Façon Démons et merveilles, lisons Hervé Guibert le regard plongé dans ses yeux entrouverts, lisons-le comme il lit lui-même un texte poétique, comme un bienfait requinquant qui “efface l’épuisement des choses lues, tous les jours, partout dans les journaux, et qui se ressemblent presque toutes, comme des boules de clichés qui s’enroulent dans leur crasse pour faire avalanche”.
Apartés volatiles
Michel Butel, fondateur de L’Autre Journal en 1984, estime dans la préface au livre, citant Mathieu Lindon, que les articles de Guibert sont une “œuvre à part entière”. Il dit aussi : “Difficile de savoir ce que les gens que vous aimez pensent de vous… Il a toujours avec moi tenu à préserver une certaine distance.” Ecriture et distance.
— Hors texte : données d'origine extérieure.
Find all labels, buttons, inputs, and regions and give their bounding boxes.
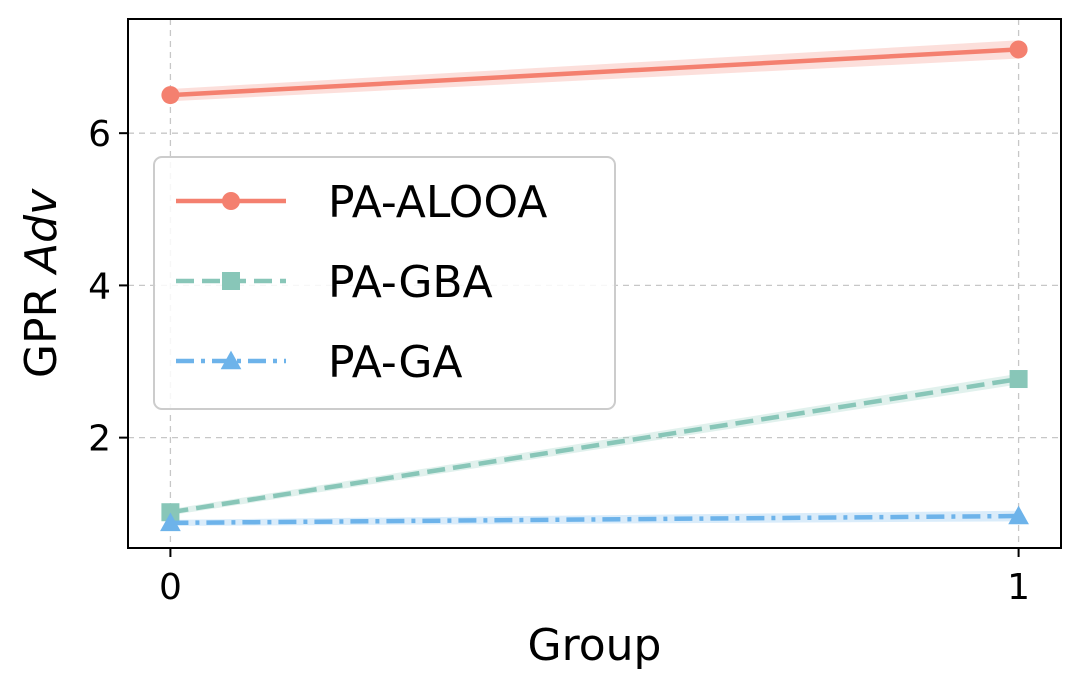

Guibert écrivait distant, c’est ça qui nous le rend proche.
Pour le dire autrement : il n’écrivait pas dans un journal, fût-il “autre”, mais son journal dans le journal. Portraits, entretiens ou reportages, l’intimité est là, faite d’apartés volatiles, de surgissements furtifs du “je”, d’invitations faites à des proches d’écrire à sa table (textes d’amitiés de Claire Devarrieux, Mathieu Lindon, Eugène Savitzkaya…), de lettres de Michel Foucault et Roland Barthes qui lui sont adressées mais dont la teneur, rendue publique, nous transforme en légataires universels.
Romanesque et généreux
De même pour quelques-uns de ses portraits photographiques de célèbres (Isabelle Adjani, etc.) ou d’inconnus, légendés à la main. On dirait des marque-pages venus d’un autre livre, autrement écrit, un album d’images faussement pieuses où Satan, bon petit diable, n’est jamais loin de nous tirer la langue et nous montrer son cul (cf. “la fiche pratique” : filtre pour faire passer les maux de crâne).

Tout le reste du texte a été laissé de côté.